III. İLK DERECE MAHKEMESİ KARARI
İlk Derece Mahkemesinin 07.07.2020 tarihli kararı ile erkeğin eşine kötü davranışlar sergilediği, içki içip sıkıntı çıkardığı ve evlilik birliği sorumluluklarını yerine getirmediği belirterek boşanmaya sebep olan olaylarda erkeğin tam kusurlu olduğu, tarafların ekonomik sosyal durumu, kusur durumu ve kadının boşanmakla yoksulluğa düşeceği değerlendirilerek nafaka ve maddî ve manevî tazminat ödenmesine hükmedildiği gerekçesi ile kadının davasının kabulü ile tarafların 4721 sayılı Kanunun 166 ncı maddesinin birinci fıkrası uyarınca evlilik birliğinin temelinden sarsılması nedeniyle boşanmalarına, kadın yararına aylık 400,00 TL tedbir ve 9.600,00 TL toptan yoksulluk nafakasına, 15.000,00 TL maddî ve 12.500,00 TL manevî tazminata, erkeğin davasının reddine karar verilmiştir.
IV. İSTİNAF
A. İstinaf Yoluna Başvuranlar
İlk Derece Mahkemesinin yukarıda belirtilen kararına karşı; davalı- karşı davacı erkek vekili hükmün usul ve kanuna aykırı bulunduğunu ileri sürerek; her iki dava yönünden de kararın kaldırılmasına karar verilmesini talep etmiştir.
B. Gerekçe ve Sonuç
Bölge Adliye Mahkemesinin 29.03.2022 tarihli kararı ile istinaf başvurularının 6100 sayılı Hukuk Muhakemeleri Kanunu’nun (6100 sayılı Kanun) 353 üncü maddesinin birinci fıkrasının (b) bendinin (2) ... alt bendi gereğince kabulü ile yeniden esas hakkında hüküm kurmak suretiyle; kadının manevî tazminat talebinin reddi ile sair itirazların esastan reddine karar verilmiştir.

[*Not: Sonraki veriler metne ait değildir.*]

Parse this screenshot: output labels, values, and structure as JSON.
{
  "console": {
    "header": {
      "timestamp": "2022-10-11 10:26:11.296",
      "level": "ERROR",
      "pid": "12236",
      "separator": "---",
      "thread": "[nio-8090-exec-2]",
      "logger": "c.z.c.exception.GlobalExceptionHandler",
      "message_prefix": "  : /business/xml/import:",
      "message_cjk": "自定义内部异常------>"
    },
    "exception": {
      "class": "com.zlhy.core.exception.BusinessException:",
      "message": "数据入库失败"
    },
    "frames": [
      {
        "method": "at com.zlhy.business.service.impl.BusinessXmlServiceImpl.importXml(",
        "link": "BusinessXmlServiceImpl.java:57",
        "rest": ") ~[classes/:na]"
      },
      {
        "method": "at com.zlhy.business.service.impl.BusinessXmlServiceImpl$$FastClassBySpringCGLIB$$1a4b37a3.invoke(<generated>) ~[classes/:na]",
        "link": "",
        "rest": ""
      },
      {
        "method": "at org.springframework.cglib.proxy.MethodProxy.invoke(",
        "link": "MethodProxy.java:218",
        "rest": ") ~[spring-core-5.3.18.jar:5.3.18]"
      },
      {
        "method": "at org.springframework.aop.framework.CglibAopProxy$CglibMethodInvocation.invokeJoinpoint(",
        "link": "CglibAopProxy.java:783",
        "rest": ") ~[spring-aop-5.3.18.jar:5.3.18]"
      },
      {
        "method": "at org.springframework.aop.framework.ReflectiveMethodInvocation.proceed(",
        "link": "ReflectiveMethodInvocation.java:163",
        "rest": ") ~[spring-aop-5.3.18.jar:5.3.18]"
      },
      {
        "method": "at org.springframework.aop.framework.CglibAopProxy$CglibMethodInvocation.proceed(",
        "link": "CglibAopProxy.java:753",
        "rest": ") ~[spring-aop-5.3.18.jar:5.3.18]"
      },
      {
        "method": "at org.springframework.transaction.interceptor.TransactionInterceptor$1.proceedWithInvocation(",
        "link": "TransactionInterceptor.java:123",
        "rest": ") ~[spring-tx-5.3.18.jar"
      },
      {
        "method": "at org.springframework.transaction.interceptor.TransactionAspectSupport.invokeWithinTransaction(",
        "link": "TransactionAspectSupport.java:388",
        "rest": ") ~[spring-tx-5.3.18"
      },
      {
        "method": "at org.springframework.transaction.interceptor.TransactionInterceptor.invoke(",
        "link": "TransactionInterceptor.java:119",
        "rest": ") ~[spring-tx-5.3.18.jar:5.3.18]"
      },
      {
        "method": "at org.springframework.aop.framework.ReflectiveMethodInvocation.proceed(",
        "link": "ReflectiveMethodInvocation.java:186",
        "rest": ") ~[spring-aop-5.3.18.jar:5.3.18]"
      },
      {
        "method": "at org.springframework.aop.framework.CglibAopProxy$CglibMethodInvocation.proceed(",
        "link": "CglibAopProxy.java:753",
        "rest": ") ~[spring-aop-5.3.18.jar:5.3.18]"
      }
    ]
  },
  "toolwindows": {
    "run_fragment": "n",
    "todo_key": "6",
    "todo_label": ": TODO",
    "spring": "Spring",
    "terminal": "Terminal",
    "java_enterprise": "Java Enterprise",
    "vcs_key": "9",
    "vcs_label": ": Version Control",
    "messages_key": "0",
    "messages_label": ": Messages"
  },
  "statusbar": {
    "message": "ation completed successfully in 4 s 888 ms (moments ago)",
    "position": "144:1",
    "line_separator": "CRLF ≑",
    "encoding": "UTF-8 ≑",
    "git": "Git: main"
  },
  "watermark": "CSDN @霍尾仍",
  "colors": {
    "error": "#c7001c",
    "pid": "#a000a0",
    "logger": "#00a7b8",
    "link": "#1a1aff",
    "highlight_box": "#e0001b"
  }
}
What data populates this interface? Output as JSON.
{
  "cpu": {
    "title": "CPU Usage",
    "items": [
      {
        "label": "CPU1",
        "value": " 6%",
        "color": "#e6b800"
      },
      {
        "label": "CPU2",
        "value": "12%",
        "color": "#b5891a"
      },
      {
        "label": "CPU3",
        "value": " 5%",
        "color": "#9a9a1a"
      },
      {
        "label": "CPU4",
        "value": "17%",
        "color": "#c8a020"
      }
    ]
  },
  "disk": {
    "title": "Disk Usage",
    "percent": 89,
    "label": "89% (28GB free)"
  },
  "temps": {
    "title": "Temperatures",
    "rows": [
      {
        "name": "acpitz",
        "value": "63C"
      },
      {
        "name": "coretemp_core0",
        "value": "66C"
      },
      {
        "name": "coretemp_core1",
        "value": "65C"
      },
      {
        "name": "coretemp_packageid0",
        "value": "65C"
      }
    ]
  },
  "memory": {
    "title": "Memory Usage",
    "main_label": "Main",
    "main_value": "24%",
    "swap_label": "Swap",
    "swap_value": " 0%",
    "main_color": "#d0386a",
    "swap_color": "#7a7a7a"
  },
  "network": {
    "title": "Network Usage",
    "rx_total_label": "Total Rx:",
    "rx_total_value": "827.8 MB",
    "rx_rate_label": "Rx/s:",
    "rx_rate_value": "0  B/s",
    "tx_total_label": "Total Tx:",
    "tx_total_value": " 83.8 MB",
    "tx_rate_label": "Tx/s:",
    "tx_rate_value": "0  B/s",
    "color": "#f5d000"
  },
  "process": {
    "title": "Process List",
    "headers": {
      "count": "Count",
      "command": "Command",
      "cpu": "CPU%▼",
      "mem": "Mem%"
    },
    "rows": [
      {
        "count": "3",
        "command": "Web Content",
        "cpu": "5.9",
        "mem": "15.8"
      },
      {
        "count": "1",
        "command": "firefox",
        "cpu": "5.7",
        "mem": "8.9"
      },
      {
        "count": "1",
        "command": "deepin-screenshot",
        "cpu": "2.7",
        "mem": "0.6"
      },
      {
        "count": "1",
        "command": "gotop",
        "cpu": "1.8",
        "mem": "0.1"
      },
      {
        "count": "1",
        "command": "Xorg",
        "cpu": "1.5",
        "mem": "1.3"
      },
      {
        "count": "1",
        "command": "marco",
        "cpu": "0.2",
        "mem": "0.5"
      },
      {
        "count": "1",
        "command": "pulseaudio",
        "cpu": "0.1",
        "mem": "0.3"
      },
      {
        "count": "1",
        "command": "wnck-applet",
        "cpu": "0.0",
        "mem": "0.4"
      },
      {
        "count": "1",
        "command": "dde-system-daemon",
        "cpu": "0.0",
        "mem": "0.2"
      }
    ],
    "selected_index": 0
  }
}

V. BOZMA VE BOZMADAN SONRAKİ YARGILAMA SÜRECİ
A. Bozma Kararı
1. Bölge Adliye Mahkemesinin yukarıda belirtilen kararına karşı davalı-karşı davacı erkek vekili her iki dava yönünden temyiz isteminde bulunmuştur.
2. Dairemiz 02.11.2022 tarihli ilamıyla, kadının dinlettiği tanık beyanlarının bir kısmının soyut beyanlardan ibaret olduğu ve bir kısmının ise çelişkili beyanlar olduğundan bahisle kadının iddialarının ispatlanamadığının kabulü gerektiği ve kadının aile ekonomisini tehlikeye düşürecek derecede borçlandığının, kazancını nereye harcadığının ve borçlarının sebebini açıklamayarak ekonomik ... sarsıcı davranışlar sergilediğinin anlaşıldığı, buna göre kadının davasının reddi ile erkeğin davasının kabulü yönünde hüküm kurulması gerekirken yazılı şekilde kurulan hükmün hatalı olduğundan bahisle Mahkeme hükmünün bozulmasına karar verilmiştir.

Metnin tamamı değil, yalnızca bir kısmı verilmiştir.